The MLS team’s search for a new head coach appeared to be over heading into the Christmas break, but saw their leading candidate finessed away by another team just before the official proceedings were set to begin.
Fast-forward a month, and their quest has once again been narrowed down, but Caps CEO Axel Schuster isn’t ready to make it public just yet.
“I’m very careful, because we had another candidate where I thought we would be very close,” Schuster said Monday. “(It was) not an official offer yet. He said, ‘Look, this looks really good for me, and we should have another meeting and discuss how to proceed. If you’re really up, or if you’re ready to sign, I am up for it.’
“I said, ‘Yeah, give us another one day. I also want to discuss it internally.’ In this one, two days, he got an amazing offer from a top-five league club. So for that reason I’m very careful right now.”
With the search back on, Schuster and Co. whittled it down to three possible choices, with different profiles. A coach with proven success developing youth but hadn’t been a senior team head coach, one with MLS experience, and one with global experience “with a proven track record of making teams better.” None were dissuaded by the team being up for sale, nor the limitation of being only able to bring a single assistant with them.
“All three have strengths and weaknesses. Obviously, having experience in the league is absolutely a strength, and if you don’t have that, then you need some other strengths, you need support in a different area,” said Schuster. “So every, every profile comes with these pro and cons, and you cannot, unfortunately, combine all of them. All of us who have looked into the profiles, felt like that each profile would be a good fit to us, and would bring in the fresh energy. I don’t think that we’re not yet there that we can go for the one of the top 20 coaches in the world, so probably only those have really no weaknesses.”
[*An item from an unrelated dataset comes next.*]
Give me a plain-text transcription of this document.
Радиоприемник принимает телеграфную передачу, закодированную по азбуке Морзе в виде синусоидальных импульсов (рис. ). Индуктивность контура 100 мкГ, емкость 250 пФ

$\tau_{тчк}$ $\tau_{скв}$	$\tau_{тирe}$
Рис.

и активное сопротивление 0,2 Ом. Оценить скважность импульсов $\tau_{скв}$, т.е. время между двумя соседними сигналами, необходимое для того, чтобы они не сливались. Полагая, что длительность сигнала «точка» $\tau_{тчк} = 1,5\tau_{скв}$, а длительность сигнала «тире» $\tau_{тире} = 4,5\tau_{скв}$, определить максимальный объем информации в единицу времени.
That would include Liverpool legend Jurgen Klopp, whom Schuster worked with at Mainz, and confirmed with a laugh that he wasn’t among their list of potential head coaches. But while he’s confident he’ll be able to introduce the new coach in Vancouver before the team leaves for Marbella, Spain, for training camp and pre-season, he won’t say which one.
“That’s still the plan. There is no Plan B … because I don’t think it’s needed,” he said. “I would say verbally … we have agreed everything. There is one, two little things that have to be solved. I’m careful only because the smallest thing can sometimes create delays or problems. I hope not.”
The team is incredibly thin in the forward ranks as a result, as behind Brian White, they only have Damir Kreilach — the 35-year-old who scored two goals in just 465 minutes of 2025 play — and Next Pro player Nicolas Fleuriau Chateau, who saw all of 37 minutes of first-team playing time in 2025.
Schuster said he expects to make at least two offensive additions to the roster before the European transfer window closes on Monday, Feb. 3, but feels they have the depth around the rest of the roster to be more finical.
“Other than (the offensive moves), we should see how the team looks in pre-season, because in every other position, we are pretty strong. We have, in most positions, more than one candidate,” he said. “We want to bring a lot of young guys to pre-season again, Next Pro players, maybe even an academy kid, our draft picks, and I think other than really offensive pieces, we probably will wait and see also what remains after the European window closes.”
Players report to the University of B.C. on Saturday, and board the plane for Marbella three days later. Ten days after that, they play their first pre-season game, against Polish side Raków Częstochowa on Jan. 24.
White will miss the first few weeks in Spain, having been called up by the U.S. team for camp and two friendlies against Venezuela (Jan. 18) and Costa Rica (Jan. 22) in Florida.
OTHER NOTABLE DATES
Feb. 8: Return to Vancouver.
Feb. 20: CONCACAF Champions Cup Round 1 first leg at Deportivo Saprissa, 5 p.m. PT.
Feb. 23: MLS season-opener versus Portland Timbers at Providence Park, 1 p.m. PT.
Feb. 27: CONCACAF Champions Cup Round 1 second leg vs. Deportivo Saprissa, 7 p.m. PT.
March 2: MLS home-opener vs. L.A. Galaxy at B.C. Place, 2 p.m.